Otros, sin embargo, hubieran sido los verdaderos creadores de artefactos que llegaron al mercado mucho después de haberlos fantaseado ellos; y en lugar de eso, por desgracia, permanecen encerrados en el manicomio de la rutina.
Muchas de las mentes más creativas han estado condenadas por el marasmo de los días, por la burocracia a la que poco le importa evolucionar, por los sordos oídos de quienes siguen siendo provincianos, aunque se acomoden como mejor pueden en el más cool reparto de La Habana.
El mejor de todos los casos, o el más entrañablemente recordado por mí, corresponde a un amigo de mis padres, ya fallecido.
Años pasó obsesionado el buen hombre con un motor de combustión cuya materia prima sería el agua de mar. Después de tratada, y según sus pronósticos, el abundante líquido podría despertar el más grande de todos los motores y, así mismo, a millones de vehículos e industrias; de modo que su fuerza y clonación haría furor en el mundo, y a Cuba la colocaría, otra vez, en el centro de los mapas revolucionarios.
Nuestro amigo no estaba loco, nunca lo estuvo. O ya ni sé. Lo cierto es que le preguntábamos por el progreso de sus estudios, y la respuesta imitaba a la anterior: “Faltan unas pruebas”. “¡Unos cálculos más y ya estará!”
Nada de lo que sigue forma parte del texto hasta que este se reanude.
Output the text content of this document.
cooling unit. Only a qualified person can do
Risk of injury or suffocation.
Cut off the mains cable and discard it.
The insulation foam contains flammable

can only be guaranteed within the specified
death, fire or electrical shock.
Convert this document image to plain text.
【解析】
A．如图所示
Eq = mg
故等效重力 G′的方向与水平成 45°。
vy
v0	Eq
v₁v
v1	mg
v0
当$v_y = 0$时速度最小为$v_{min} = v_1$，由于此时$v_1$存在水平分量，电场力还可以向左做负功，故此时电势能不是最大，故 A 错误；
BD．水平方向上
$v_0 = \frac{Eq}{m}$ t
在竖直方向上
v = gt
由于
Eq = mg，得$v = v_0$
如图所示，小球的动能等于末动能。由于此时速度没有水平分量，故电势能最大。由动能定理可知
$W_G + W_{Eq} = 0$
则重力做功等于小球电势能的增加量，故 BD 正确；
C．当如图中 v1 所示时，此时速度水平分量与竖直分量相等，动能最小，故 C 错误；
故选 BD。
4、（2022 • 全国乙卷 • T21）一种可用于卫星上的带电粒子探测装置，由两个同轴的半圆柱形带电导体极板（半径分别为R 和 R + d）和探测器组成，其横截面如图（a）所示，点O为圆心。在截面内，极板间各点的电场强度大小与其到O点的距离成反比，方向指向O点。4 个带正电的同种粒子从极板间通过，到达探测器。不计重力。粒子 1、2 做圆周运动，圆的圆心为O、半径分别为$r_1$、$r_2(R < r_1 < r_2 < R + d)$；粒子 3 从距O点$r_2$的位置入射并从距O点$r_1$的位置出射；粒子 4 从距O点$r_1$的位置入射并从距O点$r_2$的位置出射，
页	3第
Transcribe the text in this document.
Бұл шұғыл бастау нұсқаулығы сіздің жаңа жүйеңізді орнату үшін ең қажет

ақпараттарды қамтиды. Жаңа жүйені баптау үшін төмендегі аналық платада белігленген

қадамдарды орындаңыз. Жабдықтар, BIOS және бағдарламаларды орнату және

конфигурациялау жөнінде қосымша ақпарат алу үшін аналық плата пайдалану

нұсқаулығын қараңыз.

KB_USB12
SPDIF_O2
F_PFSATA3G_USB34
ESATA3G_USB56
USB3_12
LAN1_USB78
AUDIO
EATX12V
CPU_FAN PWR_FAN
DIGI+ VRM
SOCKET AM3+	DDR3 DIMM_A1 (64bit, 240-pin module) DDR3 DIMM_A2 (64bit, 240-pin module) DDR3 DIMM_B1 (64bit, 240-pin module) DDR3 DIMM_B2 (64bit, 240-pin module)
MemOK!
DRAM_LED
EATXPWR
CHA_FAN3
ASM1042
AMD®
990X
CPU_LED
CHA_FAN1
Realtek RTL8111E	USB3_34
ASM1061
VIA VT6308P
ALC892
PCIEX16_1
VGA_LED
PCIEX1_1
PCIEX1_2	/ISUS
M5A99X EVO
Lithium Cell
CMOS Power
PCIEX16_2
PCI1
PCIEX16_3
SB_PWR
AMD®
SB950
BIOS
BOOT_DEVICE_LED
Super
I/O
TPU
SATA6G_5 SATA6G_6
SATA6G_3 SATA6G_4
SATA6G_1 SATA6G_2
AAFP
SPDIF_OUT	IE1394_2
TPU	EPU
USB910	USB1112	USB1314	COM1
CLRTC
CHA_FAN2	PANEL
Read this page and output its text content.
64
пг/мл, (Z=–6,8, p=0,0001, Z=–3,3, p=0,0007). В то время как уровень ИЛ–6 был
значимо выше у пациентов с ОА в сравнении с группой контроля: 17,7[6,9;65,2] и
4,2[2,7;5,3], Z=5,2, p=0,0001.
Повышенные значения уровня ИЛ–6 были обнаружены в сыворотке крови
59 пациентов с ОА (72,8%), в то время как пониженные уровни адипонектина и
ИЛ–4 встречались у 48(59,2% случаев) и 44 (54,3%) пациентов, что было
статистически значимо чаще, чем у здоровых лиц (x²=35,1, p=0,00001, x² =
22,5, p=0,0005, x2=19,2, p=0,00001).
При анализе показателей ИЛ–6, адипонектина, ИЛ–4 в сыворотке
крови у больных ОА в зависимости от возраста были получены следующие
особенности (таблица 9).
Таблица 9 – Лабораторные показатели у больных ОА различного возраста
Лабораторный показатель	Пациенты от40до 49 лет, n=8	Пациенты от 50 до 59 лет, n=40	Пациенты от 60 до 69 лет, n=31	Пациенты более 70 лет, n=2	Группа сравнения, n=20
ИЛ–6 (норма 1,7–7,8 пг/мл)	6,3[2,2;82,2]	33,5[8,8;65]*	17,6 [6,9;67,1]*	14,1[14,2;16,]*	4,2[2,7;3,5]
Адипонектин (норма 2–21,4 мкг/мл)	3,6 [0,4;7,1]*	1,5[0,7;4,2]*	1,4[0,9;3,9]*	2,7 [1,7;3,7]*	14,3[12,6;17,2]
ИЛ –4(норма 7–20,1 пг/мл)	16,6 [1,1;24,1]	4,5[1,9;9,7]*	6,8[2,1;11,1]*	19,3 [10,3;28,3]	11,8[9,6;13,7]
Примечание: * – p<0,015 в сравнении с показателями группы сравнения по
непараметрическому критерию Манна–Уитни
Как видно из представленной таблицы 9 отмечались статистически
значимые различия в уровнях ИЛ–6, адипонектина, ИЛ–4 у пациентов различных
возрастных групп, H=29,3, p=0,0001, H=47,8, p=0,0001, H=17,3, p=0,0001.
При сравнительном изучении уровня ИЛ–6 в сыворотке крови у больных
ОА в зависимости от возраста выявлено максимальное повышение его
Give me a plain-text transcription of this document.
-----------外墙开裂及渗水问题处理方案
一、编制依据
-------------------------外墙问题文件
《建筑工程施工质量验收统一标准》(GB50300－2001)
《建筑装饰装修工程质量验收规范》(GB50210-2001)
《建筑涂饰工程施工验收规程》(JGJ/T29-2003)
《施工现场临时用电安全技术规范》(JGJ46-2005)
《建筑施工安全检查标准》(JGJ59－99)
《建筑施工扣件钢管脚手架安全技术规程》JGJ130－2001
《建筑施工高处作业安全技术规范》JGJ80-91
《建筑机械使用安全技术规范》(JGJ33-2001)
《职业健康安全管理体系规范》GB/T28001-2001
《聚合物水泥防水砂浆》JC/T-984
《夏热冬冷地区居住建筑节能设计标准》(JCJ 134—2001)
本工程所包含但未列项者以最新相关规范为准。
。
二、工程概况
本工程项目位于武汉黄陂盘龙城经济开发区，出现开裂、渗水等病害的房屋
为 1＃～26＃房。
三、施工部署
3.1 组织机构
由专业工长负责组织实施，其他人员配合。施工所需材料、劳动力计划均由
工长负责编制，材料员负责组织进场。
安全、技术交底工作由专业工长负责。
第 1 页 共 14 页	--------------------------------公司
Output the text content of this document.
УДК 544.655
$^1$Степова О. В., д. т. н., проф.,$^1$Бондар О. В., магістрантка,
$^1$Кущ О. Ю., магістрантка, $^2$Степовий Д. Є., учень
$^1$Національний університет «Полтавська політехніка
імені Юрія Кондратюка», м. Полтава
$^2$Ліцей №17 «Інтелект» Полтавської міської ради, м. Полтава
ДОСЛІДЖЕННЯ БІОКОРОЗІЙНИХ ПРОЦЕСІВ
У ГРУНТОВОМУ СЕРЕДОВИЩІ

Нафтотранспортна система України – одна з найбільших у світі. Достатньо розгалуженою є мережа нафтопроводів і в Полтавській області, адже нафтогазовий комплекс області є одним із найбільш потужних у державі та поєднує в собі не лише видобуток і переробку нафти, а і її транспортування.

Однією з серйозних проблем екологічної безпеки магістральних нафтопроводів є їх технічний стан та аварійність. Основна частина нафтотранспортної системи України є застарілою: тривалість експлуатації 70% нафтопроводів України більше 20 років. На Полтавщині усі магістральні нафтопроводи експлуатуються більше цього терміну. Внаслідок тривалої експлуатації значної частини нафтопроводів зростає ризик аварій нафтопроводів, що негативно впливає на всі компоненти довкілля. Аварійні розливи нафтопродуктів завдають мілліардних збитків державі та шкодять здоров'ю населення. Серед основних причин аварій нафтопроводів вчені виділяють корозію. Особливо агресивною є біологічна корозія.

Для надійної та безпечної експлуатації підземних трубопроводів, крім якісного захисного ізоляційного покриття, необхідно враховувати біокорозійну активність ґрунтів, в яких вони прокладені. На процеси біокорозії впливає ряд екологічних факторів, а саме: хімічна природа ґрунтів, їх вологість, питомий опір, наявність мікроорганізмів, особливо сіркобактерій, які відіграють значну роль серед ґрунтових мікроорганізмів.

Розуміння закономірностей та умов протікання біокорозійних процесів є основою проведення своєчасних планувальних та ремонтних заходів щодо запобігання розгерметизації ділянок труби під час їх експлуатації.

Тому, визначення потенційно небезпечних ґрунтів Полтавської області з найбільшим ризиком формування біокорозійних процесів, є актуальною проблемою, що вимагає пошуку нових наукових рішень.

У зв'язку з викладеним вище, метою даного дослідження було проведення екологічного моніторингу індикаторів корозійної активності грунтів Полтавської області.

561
En la capital cubana del níquel, Moa, conocí a un inventor que ya no recuerdo lo que había inventado; creo más bien que era un científico utópico cuya teoría, escuché decirlo con pesar, estaba siendo subestimada por los ordinarios seres que le veían peregrinar en una ciudad de tierra enrojecida y olores sulfurosos.
Incluso, a nivel oficial hemos hecho unas cuantas contribuciones, muchas de ellas convenientemente olvidadas, pisoteadas por el tiempo y enterradas por la ruborizada Historia en viejos archivos.
En la clausura del primer congreso de la Unión de Escritores y Artistas, Vicentiña Antuña, presidenta del Consejo Nacional de Cultura, se refería a la peculiar manera en que la Revolución, queriendo rescatar las “más puras esencias populares”, había llevado a cabo tareas increíbles y transformadoras.
Bajo esos preceptos surgió lo que se denominaba “la primera gran campaña” de la cultura: en el mismo 59, queriendo darle un toque de autenticidad a la Nochebuena, y poniéndole una dosis de ideología para contrarrestar el efecto de la iglesia,se impulsó una singular festividad que llevó por nombre “Navidades cubanas”.
La idea incluía, entre otras acciones, la edición de un disco de villancicos, compuestos y ejecutados por compositores cubanos. Asimismo, contemplaba la publicación de un recetario de platos típicos, caracterizado por exquisiteces a las que acompañaba otro formulario para la elaboración de golosinas autóctonas.
Para entonces habíamos creado un juego de ajedrez completamente cubano, y un helado de guanábana, y otra campaña estaba a punto de alentar a los obreros para “construir su propia maquinaria para el trabajo”. Todo parecía partir de cero, y a las necesarias mercancías que Estados Unidos dejaba de enviar, se respondía con inventiva nacional y mucha fiesta.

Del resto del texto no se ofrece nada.